If you want my personal opinion, I would consider using Mega because it represents a pretty good value for people storing 2-20 TB of data, but I would only do so in conjunction with a more trustworthy encryption client like Cryptomator, just like any other cloud provider, because of their history.
There are also other threads where I’ve talked about how I do like a lot of Mega’s ideas in this space, like their browser extension to address some web-based E2EE problems. I just don’t trust their team’s execution of them.

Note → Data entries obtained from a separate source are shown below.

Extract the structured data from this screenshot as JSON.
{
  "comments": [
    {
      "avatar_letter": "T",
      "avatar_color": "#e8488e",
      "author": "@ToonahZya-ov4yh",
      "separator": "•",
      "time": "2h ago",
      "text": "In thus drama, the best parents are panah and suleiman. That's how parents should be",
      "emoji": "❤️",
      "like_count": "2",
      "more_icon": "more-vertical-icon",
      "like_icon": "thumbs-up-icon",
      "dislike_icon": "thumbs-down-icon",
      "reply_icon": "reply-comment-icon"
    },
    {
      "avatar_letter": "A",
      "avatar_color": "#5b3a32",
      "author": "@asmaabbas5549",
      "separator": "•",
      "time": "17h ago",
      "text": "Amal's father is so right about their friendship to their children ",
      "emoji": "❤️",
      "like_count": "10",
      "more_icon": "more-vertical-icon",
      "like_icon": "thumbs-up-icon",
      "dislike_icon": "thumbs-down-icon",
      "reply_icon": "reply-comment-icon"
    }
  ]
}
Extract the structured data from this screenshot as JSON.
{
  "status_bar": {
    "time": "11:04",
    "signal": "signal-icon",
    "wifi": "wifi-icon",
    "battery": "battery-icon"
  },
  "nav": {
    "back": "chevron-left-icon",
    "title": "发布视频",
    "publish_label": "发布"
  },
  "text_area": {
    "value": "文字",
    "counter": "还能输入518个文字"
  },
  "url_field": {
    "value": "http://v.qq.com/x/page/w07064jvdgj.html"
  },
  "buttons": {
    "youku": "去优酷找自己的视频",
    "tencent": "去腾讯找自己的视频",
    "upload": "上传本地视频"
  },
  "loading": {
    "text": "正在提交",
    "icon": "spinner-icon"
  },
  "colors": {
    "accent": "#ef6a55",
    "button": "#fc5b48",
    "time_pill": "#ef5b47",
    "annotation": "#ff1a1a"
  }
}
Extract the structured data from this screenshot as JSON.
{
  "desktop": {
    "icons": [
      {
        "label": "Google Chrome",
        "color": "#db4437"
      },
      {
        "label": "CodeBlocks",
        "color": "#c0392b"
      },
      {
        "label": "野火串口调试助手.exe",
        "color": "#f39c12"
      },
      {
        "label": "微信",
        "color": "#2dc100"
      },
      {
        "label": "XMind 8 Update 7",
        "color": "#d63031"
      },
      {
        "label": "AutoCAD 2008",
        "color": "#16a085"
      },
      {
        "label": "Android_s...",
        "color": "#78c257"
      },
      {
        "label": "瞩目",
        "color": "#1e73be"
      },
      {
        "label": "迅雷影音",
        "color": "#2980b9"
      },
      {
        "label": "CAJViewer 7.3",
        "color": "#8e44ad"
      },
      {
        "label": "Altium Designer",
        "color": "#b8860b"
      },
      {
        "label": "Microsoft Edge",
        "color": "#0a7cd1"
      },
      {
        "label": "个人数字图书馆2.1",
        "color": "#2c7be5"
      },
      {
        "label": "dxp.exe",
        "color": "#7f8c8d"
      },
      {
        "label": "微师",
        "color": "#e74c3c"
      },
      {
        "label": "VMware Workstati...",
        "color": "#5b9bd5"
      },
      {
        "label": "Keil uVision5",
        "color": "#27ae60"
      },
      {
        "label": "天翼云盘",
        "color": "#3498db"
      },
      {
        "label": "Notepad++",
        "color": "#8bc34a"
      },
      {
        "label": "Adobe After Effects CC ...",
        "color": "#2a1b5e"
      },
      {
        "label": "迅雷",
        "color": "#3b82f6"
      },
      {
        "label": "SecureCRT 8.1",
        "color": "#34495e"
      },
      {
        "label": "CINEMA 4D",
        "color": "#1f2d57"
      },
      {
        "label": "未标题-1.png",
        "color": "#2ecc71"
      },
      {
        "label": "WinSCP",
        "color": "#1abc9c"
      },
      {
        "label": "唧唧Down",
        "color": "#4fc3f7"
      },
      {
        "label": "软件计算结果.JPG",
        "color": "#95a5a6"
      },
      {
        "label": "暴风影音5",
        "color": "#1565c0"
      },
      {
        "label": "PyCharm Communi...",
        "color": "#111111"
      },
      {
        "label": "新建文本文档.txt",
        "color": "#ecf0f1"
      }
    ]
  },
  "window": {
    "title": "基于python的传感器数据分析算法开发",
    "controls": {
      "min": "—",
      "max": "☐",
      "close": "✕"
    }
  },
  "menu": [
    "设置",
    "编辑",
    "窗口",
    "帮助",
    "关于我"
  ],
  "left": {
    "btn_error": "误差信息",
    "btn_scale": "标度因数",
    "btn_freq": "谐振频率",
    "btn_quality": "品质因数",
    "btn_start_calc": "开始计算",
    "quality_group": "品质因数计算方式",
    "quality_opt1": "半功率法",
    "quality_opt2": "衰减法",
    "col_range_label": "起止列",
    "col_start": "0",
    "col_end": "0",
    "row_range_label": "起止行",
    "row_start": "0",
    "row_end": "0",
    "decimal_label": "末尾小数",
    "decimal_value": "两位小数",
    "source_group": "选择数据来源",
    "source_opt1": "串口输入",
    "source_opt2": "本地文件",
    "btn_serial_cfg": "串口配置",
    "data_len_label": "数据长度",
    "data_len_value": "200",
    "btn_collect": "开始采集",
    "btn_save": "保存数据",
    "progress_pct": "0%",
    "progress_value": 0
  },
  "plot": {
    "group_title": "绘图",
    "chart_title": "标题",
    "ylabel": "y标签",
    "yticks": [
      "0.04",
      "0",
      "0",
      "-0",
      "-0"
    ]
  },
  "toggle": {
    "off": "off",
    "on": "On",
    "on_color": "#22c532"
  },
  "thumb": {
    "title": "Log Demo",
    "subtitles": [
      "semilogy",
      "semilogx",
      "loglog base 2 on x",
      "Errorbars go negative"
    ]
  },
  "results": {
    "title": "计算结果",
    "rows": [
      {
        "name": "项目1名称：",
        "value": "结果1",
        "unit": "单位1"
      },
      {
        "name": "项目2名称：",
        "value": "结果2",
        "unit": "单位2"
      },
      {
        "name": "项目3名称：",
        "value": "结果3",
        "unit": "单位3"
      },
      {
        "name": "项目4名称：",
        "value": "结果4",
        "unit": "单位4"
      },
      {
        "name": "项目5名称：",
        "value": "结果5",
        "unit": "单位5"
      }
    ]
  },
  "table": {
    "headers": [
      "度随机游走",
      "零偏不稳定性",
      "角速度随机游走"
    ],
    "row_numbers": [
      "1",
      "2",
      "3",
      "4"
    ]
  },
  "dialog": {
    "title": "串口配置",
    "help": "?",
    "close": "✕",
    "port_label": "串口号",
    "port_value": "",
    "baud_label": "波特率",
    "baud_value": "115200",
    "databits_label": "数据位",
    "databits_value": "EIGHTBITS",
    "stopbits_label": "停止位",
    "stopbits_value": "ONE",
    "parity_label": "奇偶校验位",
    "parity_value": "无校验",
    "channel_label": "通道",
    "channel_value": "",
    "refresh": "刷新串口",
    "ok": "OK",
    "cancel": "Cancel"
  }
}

I agree that they do bring a lot of value for certain people. They used to be significantly more expensive than Google Drive and Dropbox, but now they are on par if not cheaper for certain tiers. The got rid of their lower paid tiers.
How I’ve used MEGA
I still have my old MEGA account, but I don’t store any personally files in it. For me, personal files are anything that ties to my personal identity. Any content from my personal life, even a receipt for something as mundane as kettle, would count as personal because the name of the store could reveal my location. The kind of stuff I would save in MEGA are for, eg, videos I downloaded from YouTube.
And even under those circumstance, I have never shared a single file from my MEGA account. As a general rule, I avoid sharing any files from any cloud service for which I have an account. I always use a cloud service that doesn’t require an account, like Tresor.it Send.
It used to be very hard to find such services that allowed the sharing of large files, but there are more and more these days, like Swiss Transfer (50GB) and now Transfer.it (unlimited).
Neither of them are E2EE, so I don’t use them for personally identifiable files. For that I use Tresorit Sent.
On Cryptomator
Cryptomator is great tool. I use it on Google Drive and on my FTP server, but I haven’t uploaded new files in my encrypted folders in years. My biggest issue with Cryptomator, is that there’s no way to view your encrypted files via web.
I am grateful for FOSS FTP clients like Cyberduck that have Cryptomator integrated and allow me to view, download, upload, or edit encrypted files seamlessly. I really hope more cloud services allows access via clients like Cyberduck because to me, it’s a game changer to not have to download my files via web, though I like having both options. AFAIK, the only mainstream cloud services that are supported on Cyberduck are Google Drive, Dropbox, and MS Once Drive.
Yes. I’ve been meaning to write this post for a long time, and got reminded of it in part because in a recent video, Henry praised MEGA for their file request features, which allows non-MEGA users to upload files into your account. I hope E2EE cloud services copy this feature.